Shots occur in comp, and the more tools the artist has to solve problems that weren't thought out earlier in the pipline makes everything easier.
Don't take the "Internet Artist" statement wrong. It was a snarky response to everyone feeling like they have to resume drop in order to validate having an opinion on this subject. Even I had to do it.
Although we are from two different worlds, we agree. This looks like an awesome tool for getting usable/tweakable assets, quickly.
|Old_Zircon - 2013-09-12 |
I downloaded this program back in 1999, nice to see someone has made it again and probably done a better job.
|boner - 2013-09-12 |
I want Fred Spencer to have this technology
|chumbucket - 2013-09-12 |
How many customers are submitting dick shots.
|memedumpster - 2013-09-12 |
I don't like how this generates the mapped textures, it looks all wrong for the produced geometry, like you just projected the image from view onto the model, which is what it appears to do. That's like a first year copy brush photoshop mistake.

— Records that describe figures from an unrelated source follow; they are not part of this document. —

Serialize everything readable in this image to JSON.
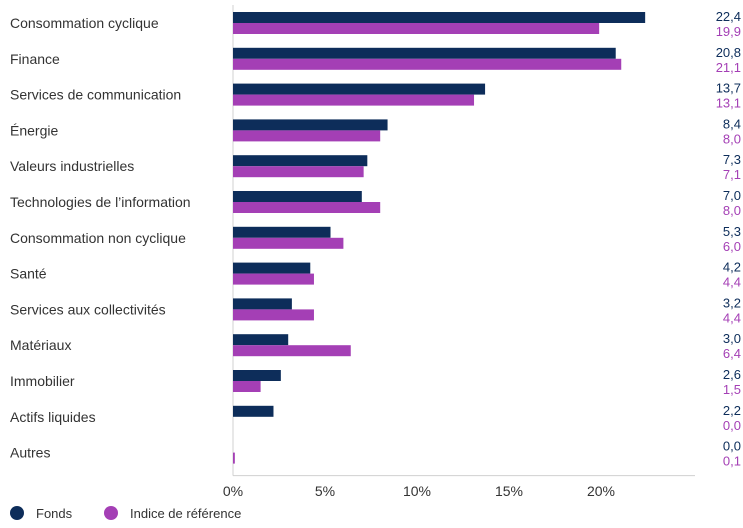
{
  "chart_data": {
    "type": "bar",
    "orientation": "horizontal",
    "categories": [
      "Consommation cyclique",
      "Finance",
      "Services de communication",
      "Énergie",
      "Valeurs industrielles",
      "Technologies de l’information",
      "Consommation non cyclique",
      "Santé",
      "Services aux collectivités",
      "Matériaux",
      "Immobilier",
      "Actifs liquides",
      "Autres"
    ],
    "series": [
      {
        "name": "Fonds",
        "color": "#0d2d5a",
        "values": [
          22.4,
          20.8,
          13.7,
          8.4,
          7.3,
          7.0,
          5.3,
          4.2,
          3.2,
          3.0,
          2.6,
          2.2,
          0.0
        ],
        "labels": [
          "22,4",
          "20,8",
          "13,7",
          "8,4",
          "7,3",
          "7,0",
          "5,3",
          "4,2",
          "3,2",
          "3,0",
          "2,6",
          "2,2",
          "0,0"
        ]
      },
      {
        "name": "Indice de référence",
        "color": "#a43fb5",
        "values": [
          19.9,
          21.1,
          13.1,
          8.0,
          7.1,
          8.0,
          6.0,
          4.4,
          4.4,
          6.4,
          1.5,
          0.0,
          0.1
        ],
        "labels": [
          "19,9",
          "21,1",
          "13,1",
          "8,0",
          "7,1",
          "8,0",
          "6,0",
          "4,4",
          "4,4",
          "6,4",
          "1,5",
          "0,0",
          "0,1"
        ]
      }
    ],
    "xlim": [
      0,
      25
    ],
    "xticks": [
      0,
      5,
      10,
      15,
      20
    ],
    "xtick_labels": [
      "0%",
      "5%",
      "10%",
      "15%",
      "20%"
    ],
    "grid": false,
    "legend_position": "bottom-left"
  }
}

I don't think the value of this program will be in creating a production final mesh in 5 minutes. It will be in giving users a quick turn around for having a basic and accurate piece of geometry available to tweak/clean up. If they can develop it to give artists a reasonable and usable topology and an editable set of UV's to clean up that aren't a complete mess...quickly...this thing can be pretty damned nice. On paper at least.
This thing will rock and roll with 3D printers. Picture of horse cock to horse cock in about an hour! It would also be cool to turn spy satellite photos into 3D deathmatch are... strategic planning simulations.
|Old_Zircon - 2014-09-11 |
I downloaded a cracked version of software that did the same thing from Usenet back in the late 90s. This probably automates the process a bit more but still exactly the same thing.
Also you'll notice that they aren't demonstrating it on anything that isn't made from extrusions of simple 2d primitives, right?